Resources used in Files Example
2009/08/22 Leave a Comment
One other note about the file example used earlier. As the number of asserted individuals rises, the time and memory used by Pellet to do the classification and rules increases, as can be expected. Given the current case, with 4 SWRL rules and reading the individuals from an RDF/XML file (on a 1 GB laptop), the numbers look like this:
| # of Individuals | Inference Time (sec) | Memory (B) |
| 8 | 0.375 | 517,7344 |
| 100 | 2.7655 | 42,745,856 |
| 230 | 12.406 | 187,015,168 |
| 500 | 61.015 | 780,402,688 |
| 1000 | N/A | Out of Memory |
Since in this example, it will be difficult to know how many files will be imported in a batch, scalability becomes an important issue. If the number of files in a batch (for whatever reason) just happens to get near 1000, the inference will fail.
Some common suggestions:
- Increase Memory – “Memory is cheap” is a very common response when this issue is raised. It can be a fast fix in a pinch. However, most industry people (system architects, for instance) will shoot this down immediately for a number of reasons.

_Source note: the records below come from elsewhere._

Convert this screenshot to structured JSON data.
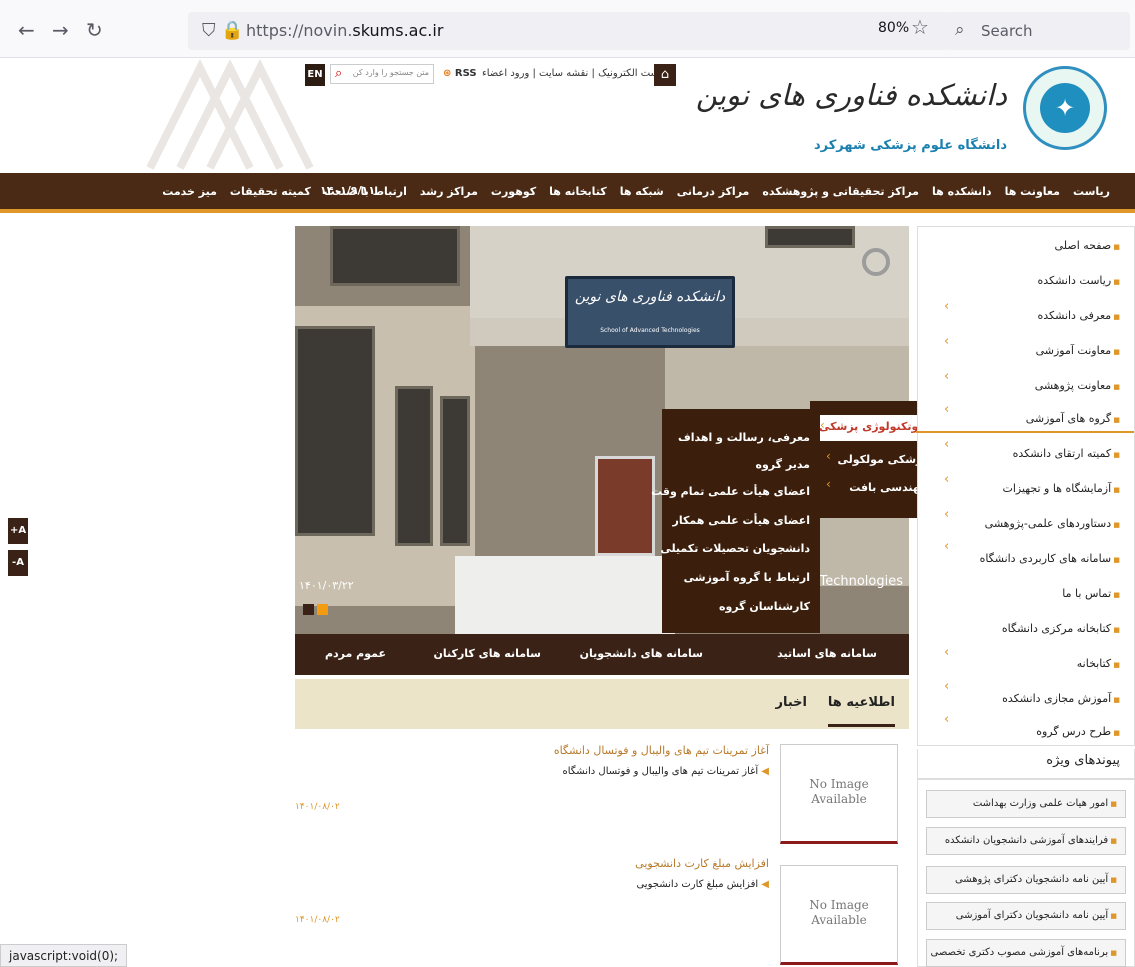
{
  "browser": {
    "url_prefix": "https://novin.",
    "url_domain": "skums.ac.ir",
    "zoom": "80%",
    "search_placeholder": "Search",
    "status_text": "javascript:void(0);"
  },
  "header": {
    "en_label": "EN",
    "search_placeholder": "متن جستجو را وارد کن",
    "rss_label": "RSS",
    "links": "پست الکترونیک | نقشه سایت | ورود اعضاء |",
    "site_name": "دانشکده فناوری های نوین",
    "site_subtitle": "دانشگاه علوم پزشکی شهرکرد"
  },
  "mainnav": {
    "items": [
      "ریاست",
      "معاونت ها",
      "دانشکده ها",
      "مراکز تحقیقاتی و پژوهشکده",
      "مراکز درمانی",
      "شبکه ها",
      "کتابخانه ها",
      "کوهورت",
      "مراکز رشد",
      "ارتباط با صنعت",
      "کمیته تحقیقات",
      "میز خدمت"
    ],
    "date": "۱۴۰۱/۹/۱۱"
  },
  "font_buttons": [
    "+A",
    "-A"
  ],
  "sidebar": {
    "items": [
      "صفحه اصلی",
      "ریاست دانشکده",
      "معرفی دانشکده",
      "معاونت آموزشی",
      "معاونت پژوهشی",
      "گروه های آموزشی",
      "کمیته ارتقای دانشکده",
      "آزمایشگاه ها و تجهیزات",
      "دستاوردهای علمی-پژوهشی",
      "سامانه های کاربردی دانشگاه",
      "تماس با ما",
      "کتابخانه مرکزی دانشگاه",
      "کتابخانه",
      "آموزش مجازی دانشکده",
      "طرح درس گروه"
    ],
    "special_title": "پیوندهای ویژه",
    "special_links": [
      "امور هیات علمی وزارت بهداشت",
      "فرایندهای آموزشی دانشجویان دانشکده",
      "آیین نامه دانشجویان دکترای پژوهشی",
      "آیین نامه دانشجویان دکترای آموزشی",
      "برنامه‌های آموزشی مصوب دکتری تخصصی"
    ]
  },
  "slider": {
    "sign_text": "دانشکده فناوری های نوین",
    "sign_small": "School of Advanced Technologies",
    "date": "۱۴۰۱/۰۳/۲۲",
    "caption": "ed Technologies"
  },
  "dropdown": {
    "groups": [
      "بیوتکنولوژی پزشکی",
      "پزشکی مولکولی",
      "مهندسی بافت"
    ],
    "panel": [
      "معرفی، رسالت و اهداف",
      "مدیر گروه",
      "اعضای هیأت علمی تمام وقت",
      "اعضای هیأت علمی همکار",
      "دانشجویان تحصیلات تکمیلی",
      "ارتباط با گروه آموزشی",
      "کارشناسان گروه"
    ]
  },
  "services": [
    "سامانه های اساتید",
    "سامانه های دانشجویان",
    "سامانه های کارکنان",
    "عموم مردم"
  ],
  "news_tabs": [
    "اطلاعیه ها",
    "اخبار"
  ],
  "news": [
    {
      "title": "آغاز تمرینات تیم های والیبال و فوتسال دانشگاه",
      "summary": "آغاز تمرینات تیم های والیبال و فوتسال دانشگاه",
      "date": "۱۴۰۱/۰۸/۰۲",
      "img": "No Image Available"
    },
    {
      "title": "افزایش مبلغ کارت دانشجویی",
      "summary": "افزایش مبلغ کارت دانشجویی",
      "date": "۱۴۰۱/۰۸/۰۲",
      "img": "No Image Available"
    }
  ],
  "colors": {
    "brown": "#4a2a14",
    "accent": "#e0972a",
    "dark": "#3b1f0c"
  }
}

- No matter how much memory you throw at a solution, if the input is unbounded, eventually there is a risk that the new limit will be reached (unexpectedly). Normally this will happen during a demonstration to upper management …
- “Real” applications (enterprise, commercial) have to share resources in an infrastructure and are expected to behave nicely. Resources like memory are frequently shared with other virtual servers (VM’s) in the same way as disk space is on a SAN, and processor speed is trottled by server. Even if an application has “full access” to a server of it’s own, when it is deployed to production, there may be new limits on what it can use.
- While this application is mostly dealing with single-thread batch processing, most rule applications in an infrastructure are dealing with any number of concurrent threads. If all of those threads have unbounded memory, no amount of memory would be safe.
- Tune the Engine – In any rule (or knowledge) base, there are features of the engine that can be turned off to conserve resources. (Try the information in the Pellet FAQ for instance.) Optimization is good in any application, especially if the gains are good. However, no matter how much you tune the engine, if the number of instances coming into the application is unbounded, eventually a spike in the number of input instances will hit the magic limit.
- Process a Fixed Number of Files – Typically, a rules application will look at a single case at a time and process the results.
It really depends on the application, of course. Research applications (and heavy-AI applications in general) are frequently given more resources than typical enterprise applications. Tuning and a set limit on input instances is usually possible.
In this case, the chosen approach is to use the third option. To do this, one approach is to merge the file scanner part of the application into the classification step, load a copy of the file ontology (OWL and SWRL rules) as a base ontology, and for each file or directory found:
- Assert the file information (name and so on).
- Run classification.
- Extract the results and act on them.
This kind of issue pops up frequently, so we will be dealing with it again.